L’analyste, également présent sur les plateaux de Fox News, établit un lien singulier entre le mur à la frontière avec le Mexique, cheval de bataille de Trump depuis sa première campagne électorale, et celui que la Pologne est en train de construire à sa frontière avec la Russie et la Biélorussie. Cette barrière que Varsovie a commencé à construire en octobre dernier, est appelé le «Bouclier oriental» et combine des systèmes de protection physique traditionnels avec des éléments de surveillance de pointe.
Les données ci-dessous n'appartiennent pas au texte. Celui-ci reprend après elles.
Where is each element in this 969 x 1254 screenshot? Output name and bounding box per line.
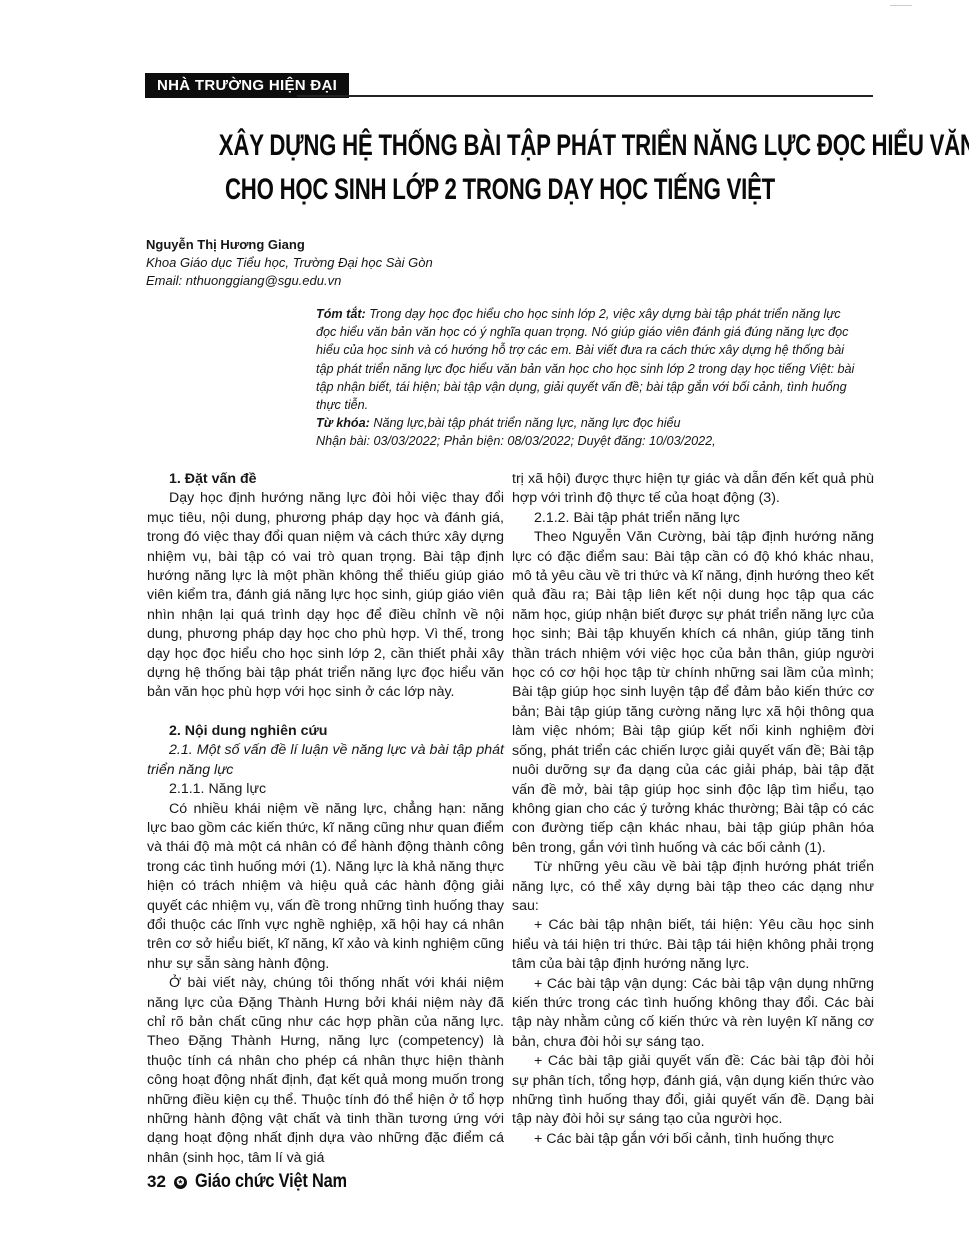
list-item: + Các bài tập gắn với bối cảnh, tình huố…	[512, 1130, 874, 1149]
body-column-left: 1. Đặt vấn đề Dạy học định hướng năng lự…	[147, 470, 504, 1168]
page-number: 32	[147, 1172, 166, 1192]
abstract-dates: Nhận bài: 03/03/2022; Phản biện: 08/03/2…	[316, 432, 859, 450]
heading-section-2: 2. Nội dung nghiên cứu	[147, 722, 504, 741]
section-rule-divider	[297, 95, 873, 97]
abstract-block: Tóm tắt: Trong dạy học đọc hiểu cho học …	[316, 305, 859, 451]
abstract-keywords: Từ khóa: Năng lực,bài tập phát triển năn…	[316, 414, 859, 432]
article-title-line-2: CHO HỌC SINH LỚP 2 TRONG DẠY HỌC TIẾNG V…	[219, 168, 781, 212]
scan-artifact-line	[890, 5, 912, 6]
list-item: + Các bài tập nhận biết, tái hiện: Yêu c…	[512, 916, 874, 974]
author-affiliation: Khoa Giáo dục Tiểu học, Trường Đại học S…	[146, 254, 433, 272]
paragraph: Theo Nguyễn Văn Cường, bài tập định hướn…	[512, 528, 874, 858]
keywords-text: Năng lực,bài tập phát triển năng lực, nă…	[370, 415, 681, 430]
author-name: Nguyễn Thị Hương Giang	[146, 236, 433, 254]
paragraph: Ở bài viết này, chúng tôi thống nhất với…	[147, 974, 504, 1168]
heading-section-1: 1. Đặt vấn đề	[147, 470, 504, 489]
page-footer: 32 ✪ Giáo chức Việt Nam	[147, 1171, 372, 1193]
summary-label: Tóm tắt:	[316, 306, 366, 321]
star-icon: ✪	[174, 1176, 187, 1189]
article-title-line-1: XÂY DỰNG HỆ THỐNG BÀI TẬP PHÁT TRIỂN NĂN…	[219, 124, 781, 168]
subheading-2-1-2: 2.1.2. Bài tập phát triển năng lực	[512, 509, 874, 528]
subheading-2-1-1: 2.1.1. Năng lực	[147, 780, 504, 799]
paragraph: Có nhiều khái niệm về năng lực, chẳng hạ…	[147, 800, 504, 975]
paragraph: Từ những yêu cầu về bài tập định hướng p…	[512, 858, 874, 916]
spacer	[147, 703, 504, 722]
journal-name: Giáo chức Việt Nam	[195, 1171, 347, 1193]
keywords-label: Từ khóa:	[316, 415, 370, 430]
list-item: + Các bài tập giải quyết vấn đề: Các bài…	[512, 1052, 874, 1130]
author-block: Nguyễn Thị Hương Giang Khoa Giáo dục Tiể…	[146, 236, 433, 290]
body-column-right: trị xã hội) được thực hiện tự giác và dẫ…	[512, 470, 874, 1149]
article-title: XÂY DỰNG HỆ THỐNG BÀI TẬP PHÁT TRIỂN NĂN…	[219, 124, 781, 212]
paragraph-continued: trị xã hội) được thực hiện tự giác và dẫ…	[512, 470, 874, 509]
subheading-2-1: 2.1. Một số vấn đề lí luận về năng lực v…	[147, 741, 504, 780]
summary-text: Trong dạy học đọc hiểu cho học sinh lớp …	[316, 306, 854, 412]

L’objectif est de dissuader ou ralentir toute manœuvre agressive russe.

L’initiative polonaise, unanimement soutenue par sa classe politique, a entre-temps convaincu d’autres pays comme l’Estonie, la Lettonie et la Lituanie d’étendre leurs barrières défensives pour protéger de facto le flanc oriental de l’OTAN. Pourquoi ne pas étendre ce système à l’Ukraine, demande Thiessen, qui en appelle directement au président Trump pour l’exhorter à construire un mur défensif entre les deux pays en guerre.

«Si la Pologne peut construire une barrière sophistiquée visant à stopper l’armée russe», peut-on lire dans l’éditorial du Washington Post, «nous pouvons certainement aider l’Ukraine à édifier un système similaire le long d’une zone qui deviendrait une zone démilitarisée, similaire à celle de la Corée, le long des territoires ukrainiens occupés par la Russie dans le cadre de tout accord de paix».

La proposition de Thiessen s’appuie sur des considérations économiques particulièrement chères au président Trump. L’analyste estime en effet que le projet serait rentable au vu de ses bénéfices, et que son coût ne dépasserait pas de beaucoup celui engagé par la Pologne pour son propre mur : environ 2,5 milliards de dollars pour protéger sa frontière de 400 milles, comparés aux quelques 50 milliards de dollars que Kiev prévoit actuellement de dépenser en armement américain.

Le mur entre l’Ukraine et la Russie, poursuit Thiessen, ne pèserait pas non plus sur les contribuables américains, et pourrait être financé par diverses formes d’emprunt. «Le coût d’un mur ukrainien serait modeste, et les mécanismes de financement sont abondants. Tout ce qu’il faut, c’est un accord de paix et la volonté de le construire», ajoute Thiessen.

Le Washington Post a admis que cet éditorial avait suscité de nombreux commentaires négatifs. Le même auteur conservateur reconnaît que de nombreux Ukrainiens pourraient mal percevoir le symbole d’un mur séparant les territoires libres et ceux occupés, y voyant un écho à la «Cortina di Ferro», le rideau de fer des années de la guerre froide (la frontière fortifiée entre d’un côté les États européens tournés vers les États-Unis et de l’autre les États européens placés sous influence soviétique).

Cependant, Thiessen nous invite à relativiser : à la fin de la confrontation entre les États-Unis et l’Union soviétique, le mur de Berlin est tombé et l’Allemagne a été réunifiée. A l’heure actuelle, une barrière est nécessaire pour assurer la survie de l’Ukraine de la menace russe. Et l’analyste de conclure sans équivoque : «Trump devrait le construire. Parce qu’il a raison : les murs, ça fonctionne».